Importers and customs brokers would face the administrative and financial burden of reclassifying duty obligations on shipments already in transit or under contract. Contracts priced under the 15% framework may no longer reflect actual landed costs if the tariff takes effect as announced.
Auto parts suppliers and repair shops sourcing European components – particularly for luxury or specialty vehicles where EU-made parts are standard – could see similar cost pressure on inventory. Logistics and freight firms moving EU vehicles through US ports would not bear the tariff directly but may face reduced import volumes if demand softens at higher price points, affecting freight revenue.
Supply chain exposure and the pricing question
The broader supply chain question is whether businesses absorb the additional cost or pass it through to end buyers. In comparable Section 232 tariff episodes, the evidence has generally shown a mixed outcome: some cost is absorbed at the importer or dealer level, and some is passed to consumers, with the split depending on competitive conditions and inventory levels.

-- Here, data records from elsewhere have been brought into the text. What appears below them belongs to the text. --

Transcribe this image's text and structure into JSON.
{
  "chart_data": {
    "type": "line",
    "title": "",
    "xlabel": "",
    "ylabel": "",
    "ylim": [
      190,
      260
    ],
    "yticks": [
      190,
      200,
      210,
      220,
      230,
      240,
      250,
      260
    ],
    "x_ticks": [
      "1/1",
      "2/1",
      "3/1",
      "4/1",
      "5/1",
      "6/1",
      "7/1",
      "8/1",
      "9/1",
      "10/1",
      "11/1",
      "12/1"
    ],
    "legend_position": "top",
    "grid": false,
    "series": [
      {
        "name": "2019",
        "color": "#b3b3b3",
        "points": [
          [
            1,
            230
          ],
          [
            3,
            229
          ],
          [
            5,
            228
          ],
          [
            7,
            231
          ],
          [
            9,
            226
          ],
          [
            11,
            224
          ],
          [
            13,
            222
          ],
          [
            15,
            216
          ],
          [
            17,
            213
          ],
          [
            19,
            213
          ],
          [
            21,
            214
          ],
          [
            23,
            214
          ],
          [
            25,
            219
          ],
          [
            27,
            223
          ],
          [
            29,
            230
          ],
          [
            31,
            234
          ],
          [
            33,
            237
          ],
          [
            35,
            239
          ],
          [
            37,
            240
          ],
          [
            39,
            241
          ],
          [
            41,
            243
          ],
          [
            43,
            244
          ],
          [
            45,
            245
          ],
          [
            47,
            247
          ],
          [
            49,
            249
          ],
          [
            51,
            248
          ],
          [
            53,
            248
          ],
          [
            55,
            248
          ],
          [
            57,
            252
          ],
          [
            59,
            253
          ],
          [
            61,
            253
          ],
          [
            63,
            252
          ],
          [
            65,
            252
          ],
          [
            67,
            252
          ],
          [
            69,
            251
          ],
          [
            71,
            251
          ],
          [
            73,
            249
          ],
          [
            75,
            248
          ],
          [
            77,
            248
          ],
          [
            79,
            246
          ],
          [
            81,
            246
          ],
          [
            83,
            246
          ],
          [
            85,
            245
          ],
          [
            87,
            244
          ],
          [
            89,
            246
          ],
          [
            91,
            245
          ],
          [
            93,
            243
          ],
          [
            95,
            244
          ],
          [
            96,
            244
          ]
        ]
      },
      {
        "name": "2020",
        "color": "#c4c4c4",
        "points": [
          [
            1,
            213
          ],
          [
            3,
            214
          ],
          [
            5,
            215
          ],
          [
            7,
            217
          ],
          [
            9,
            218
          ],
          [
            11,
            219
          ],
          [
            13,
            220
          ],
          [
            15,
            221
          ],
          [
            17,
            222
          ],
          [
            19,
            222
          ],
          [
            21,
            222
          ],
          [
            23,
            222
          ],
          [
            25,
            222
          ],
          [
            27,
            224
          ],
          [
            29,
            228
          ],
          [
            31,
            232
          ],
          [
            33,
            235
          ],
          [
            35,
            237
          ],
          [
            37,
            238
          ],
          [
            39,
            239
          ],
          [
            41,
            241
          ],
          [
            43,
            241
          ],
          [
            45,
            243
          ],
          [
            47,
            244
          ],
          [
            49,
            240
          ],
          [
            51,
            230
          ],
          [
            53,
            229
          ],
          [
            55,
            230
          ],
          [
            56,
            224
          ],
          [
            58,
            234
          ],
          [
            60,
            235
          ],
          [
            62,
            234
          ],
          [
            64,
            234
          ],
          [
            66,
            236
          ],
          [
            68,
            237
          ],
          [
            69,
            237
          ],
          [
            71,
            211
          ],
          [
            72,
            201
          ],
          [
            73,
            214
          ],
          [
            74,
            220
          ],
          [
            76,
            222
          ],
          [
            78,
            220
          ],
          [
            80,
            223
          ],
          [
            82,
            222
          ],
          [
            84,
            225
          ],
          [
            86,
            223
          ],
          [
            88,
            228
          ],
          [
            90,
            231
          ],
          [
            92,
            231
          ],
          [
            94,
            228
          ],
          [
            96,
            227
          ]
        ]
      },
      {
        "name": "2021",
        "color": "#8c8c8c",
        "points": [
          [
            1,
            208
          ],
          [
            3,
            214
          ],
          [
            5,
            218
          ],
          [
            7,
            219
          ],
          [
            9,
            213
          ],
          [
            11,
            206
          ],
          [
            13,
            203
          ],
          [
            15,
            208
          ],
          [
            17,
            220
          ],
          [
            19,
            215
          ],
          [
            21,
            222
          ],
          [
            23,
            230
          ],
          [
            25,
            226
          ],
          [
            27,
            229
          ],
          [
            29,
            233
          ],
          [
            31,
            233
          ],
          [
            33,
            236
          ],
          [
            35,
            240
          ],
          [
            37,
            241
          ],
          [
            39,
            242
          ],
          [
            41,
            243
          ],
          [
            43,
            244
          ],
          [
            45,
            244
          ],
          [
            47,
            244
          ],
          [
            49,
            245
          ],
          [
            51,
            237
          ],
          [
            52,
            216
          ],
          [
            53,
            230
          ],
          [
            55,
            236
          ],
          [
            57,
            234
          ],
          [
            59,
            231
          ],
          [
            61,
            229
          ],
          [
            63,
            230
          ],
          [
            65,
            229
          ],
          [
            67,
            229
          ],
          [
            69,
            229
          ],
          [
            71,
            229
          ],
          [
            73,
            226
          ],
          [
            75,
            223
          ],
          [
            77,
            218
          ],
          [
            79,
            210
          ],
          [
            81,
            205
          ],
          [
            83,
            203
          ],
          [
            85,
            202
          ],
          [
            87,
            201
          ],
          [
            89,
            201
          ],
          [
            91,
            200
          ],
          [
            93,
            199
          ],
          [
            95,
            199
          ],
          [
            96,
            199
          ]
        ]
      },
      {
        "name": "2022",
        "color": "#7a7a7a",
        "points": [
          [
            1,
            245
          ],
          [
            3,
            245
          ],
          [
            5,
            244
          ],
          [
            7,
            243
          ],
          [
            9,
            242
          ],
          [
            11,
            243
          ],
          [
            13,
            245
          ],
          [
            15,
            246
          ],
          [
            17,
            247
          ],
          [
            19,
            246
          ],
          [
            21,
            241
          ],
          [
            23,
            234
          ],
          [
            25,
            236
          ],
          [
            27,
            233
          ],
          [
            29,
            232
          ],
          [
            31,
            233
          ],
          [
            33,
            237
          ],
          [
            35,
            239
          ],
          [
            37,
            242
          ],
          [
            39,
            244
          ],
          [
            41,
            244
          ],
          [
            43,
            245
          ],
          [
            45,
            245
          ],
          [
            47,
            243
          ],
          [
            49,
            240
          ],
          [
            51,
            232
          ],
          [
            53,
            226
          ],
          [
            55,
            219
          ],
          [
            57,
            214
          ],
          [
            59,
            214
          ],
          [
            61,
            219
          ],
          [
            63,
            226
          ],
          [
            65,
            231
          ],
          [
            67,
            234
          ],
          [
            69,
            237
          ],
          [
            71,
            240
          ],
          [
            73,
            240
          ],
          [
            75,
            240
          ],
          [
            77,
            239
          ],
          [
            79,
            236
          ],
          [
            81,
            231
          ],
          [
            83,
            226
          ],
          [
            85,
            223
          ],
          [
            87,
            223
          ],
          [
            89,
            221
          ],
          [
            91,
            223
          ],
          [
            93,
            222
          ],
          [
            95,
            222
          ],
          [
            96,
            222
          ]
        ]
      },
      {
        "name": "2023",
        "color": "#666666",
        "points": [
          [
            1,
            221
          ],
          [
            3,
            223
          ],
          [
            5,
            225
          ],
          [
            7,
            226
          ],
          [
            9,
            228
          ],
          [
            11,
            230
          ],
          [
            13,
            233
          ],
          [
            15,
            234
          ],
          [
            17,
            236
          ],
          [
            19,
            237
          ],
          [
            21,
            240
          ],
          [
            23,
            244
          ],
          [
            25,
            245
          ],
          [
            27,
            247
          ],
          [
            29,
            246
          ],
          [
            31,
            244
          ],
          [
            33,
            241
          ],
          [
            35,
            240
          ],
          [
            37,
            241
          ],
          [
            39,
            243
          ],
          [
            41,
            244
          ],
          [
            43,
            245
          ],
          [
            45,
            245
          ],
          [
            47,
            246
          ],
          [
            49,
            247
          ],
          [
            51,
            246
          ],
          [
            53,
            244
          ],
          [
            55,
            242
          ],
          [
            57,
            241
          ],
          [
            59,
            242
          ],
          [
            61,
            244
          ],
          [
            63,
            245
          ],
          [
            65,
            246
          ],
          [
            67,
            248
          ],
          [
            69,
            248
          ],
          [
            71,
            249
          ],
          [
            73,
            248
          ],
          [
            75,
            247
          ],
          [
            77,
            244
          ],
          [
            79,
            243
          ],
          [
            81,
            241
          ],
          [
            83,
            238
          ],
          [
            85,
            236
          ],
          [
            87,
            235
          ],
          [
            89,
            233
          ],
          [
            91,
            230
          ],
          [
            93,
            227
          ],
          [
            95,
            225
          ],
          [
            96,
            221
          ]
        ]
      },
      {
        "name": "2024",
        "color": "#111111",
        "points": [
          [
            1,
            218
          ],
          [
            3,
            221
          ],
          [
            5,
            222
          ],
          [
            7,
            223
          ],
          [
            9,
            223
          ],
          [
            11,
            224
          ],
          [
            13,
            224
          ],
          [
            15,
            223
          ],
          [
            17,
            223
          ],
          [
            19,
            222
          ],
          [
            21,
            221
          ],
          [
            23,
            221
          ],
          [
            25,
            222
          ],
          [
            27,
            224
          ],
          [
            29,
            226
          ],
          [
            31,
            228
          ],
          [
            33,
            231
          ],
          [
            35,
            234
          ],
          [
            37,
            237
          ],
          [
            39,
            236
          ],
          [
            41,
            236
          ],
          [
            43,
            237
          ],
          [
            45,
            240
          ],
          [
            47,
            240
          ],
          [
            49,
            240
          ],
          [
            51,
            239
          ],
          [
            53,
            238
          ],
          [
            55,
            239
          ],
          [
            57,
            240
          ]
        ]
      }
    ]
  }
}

Trump also suggested that automakers could avoid the tariff by shifting production to US facilities – a signal that the policy is partly designed as a manufacturing incentive, not just a trade lever. For businesses operating in the import chain rather than manufacturing, that option is not available. The broader pattern of trade policy disruption adds uncertainty to procurement and pricing decisions across sectors – a dynamic also visible in other global supply chain developments, such as the supply disruptions affecting LNG markets, where businesses have had to reprice risk in real time.
Where the tariff proposal stands and what comes next
As of the announcement, the tariff increase had not yet taken legal effect. The administration set an implementation target of the week of May 8, 2026, but the specific executive mechanism had not been publicly documented. EU negotiators were pushing for urgent talks to avert escalation, and Bernd Lange, chair of the European Parliament’s trade committee, called the US an “unreliable trading partner” and urged retaliatory measures. A US auto industry spokesperson, cited by Business Insider, called on both sides to “uphold the agreement made last year and work together to find a swift resolution.”
A formal review of the US-Mexico-Canada Agreement is scheduled for July 2026, which could factor into how automakers and suppliers weigh production and sourcing decisions in the months ahead. Whether the EU responds with retaliatory tariffs or pursues a negotiated resolution will shape the cost environment for businesses on both sides of the trade.